Bill’s wife, Marion, collected rocks of all kinds from all over Arizona for their home. Bill knew Marion would be pleased with this colorful rock from the famous Superstition Mountains in her collection. Not paying much attention to landmarks or details about the area Bill made his way back to his wife and children.
Jenkins showed Marion the rock and related his findings to her. She was very pleased with the beautiful rock from the region. Lugging the rock back to the family car at First Water Bridge required more than two hours because Bill and his family could not follow the course of First Water Canyon because of Canyon Lake.

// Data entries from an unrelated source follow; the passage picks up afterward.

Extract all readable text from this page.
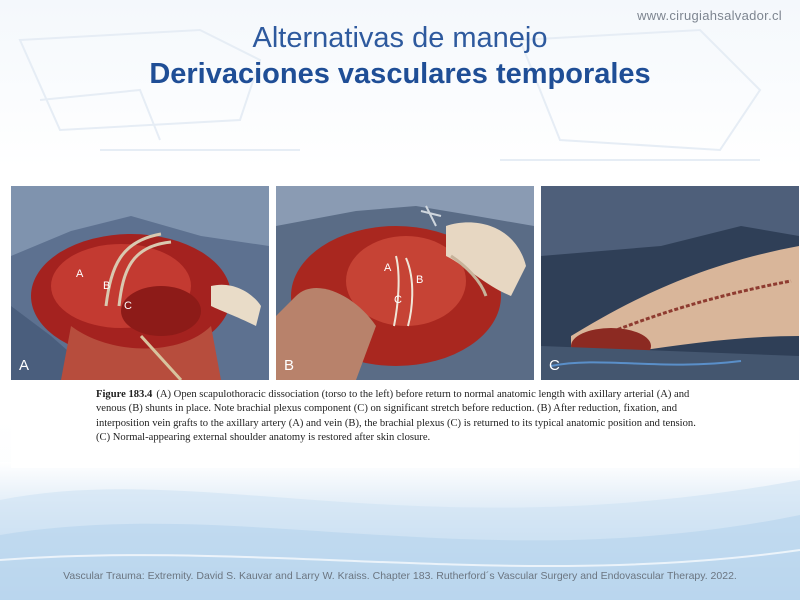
www.cirugiahsalvador.cl
Alternativas de manejo
Derivaciones vasculares temporales
A
B
C
A
A
B
C
B	C
Figure 183.4 (A) Open scapulothoracic dissociation (torso to the left) before return to normal anatomic length with axillary arterial (A) and venous (B) shunts in place. Note brachial plexus component (C) on significant stretch before reduction. (B) After reduction, fixation, and interposition vein grafts to the axillary artery (A) and vein (B), the brachial plexus (C) is returned to its typical anatomic position and tension. (C) Normal-appearing external shoulder anatomy is restored after skin closure.
Vascular Trauma: Extremity. David S. Kauvar and Larry W. Kraiss. Chapter 183. Rutherford´s Vascular Surgery and Endovascular Therapy. 2022.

Once at home, the beautiful rock from the Superstition Mountains was given its place in the yard and forgotten. A few weeks later Bill decided to give this rock another inspection after talking to a friend. His friend had told him he may have found an old Spanish or Mexican mine of some kind. Curiosity overwhelmed him and he chose to break the rock up and see what was on the inside. Using a hammer, Bill broke the rock into three large pieces. To his amazement the interior of the rock was filled with gold wire stringers.
Not being an expert at recognizing gold, Jenkins called an experienced prospector he knew named John Clymenson (who wrote under the name Barry Storm). At first Storm was reluctant to take a look, but when he examined the rock he was sure that Jenkins had found one of the lost Peralta mines in the Superstition Mountains. Storm immediately knew the rock contained a large amount of gold and suggested that Bill have the rock assayed. The assay report was run in Phoenix around 1937 and showed the ore contained about 57 ounces of gold to the ton (about $2,000 per ton at 1937 prices).
Barry Storm immediately wanted to check the Jenkins story and encouraged Jenkins to file a claim. Jenkins was reluctant because he didn’t think he could find the spot again. Storm drove out to the First Water Bridge at Canyon Lake and tried to retrace Jenkins’ route into the Superstitions. Storm’s excitement and interest created suspicions in Jenkins’ mind. He soon realized he had a valuable deposit of gold ore and had no intentions of sharing it. He quickly advised Storm to get lost and refused to further cooperate with him or provide any more information.
Bill’s wife worked for the United States government and was transferred to Tucson soon after the discovery near First Water Canyon. After several months in Tucson, things quieted down and Jenkins returned to the Superstition Mountains. He searched for his rich bonanza off and on until 1941, but never relocated the site. Storm continued his effort to enlist Jenkins’ help to find the mine, but was never successful.
William P. Jenkins passed away in 1941 or 1942, taking the secret of his golden bonanza to the grave. The arrastra or golden ledge has never been rediscovered to this day.
There are few documents to support the Jenkins story other than Barry Storm’s account and an obscure newspaper article. The assay report may still exist among some of Jenkins’ descendants. But many years have [passed] and few remember the story of Bill Jenkins and his golden ledge supposedly hidden in the Superstition Mountains of Arizona.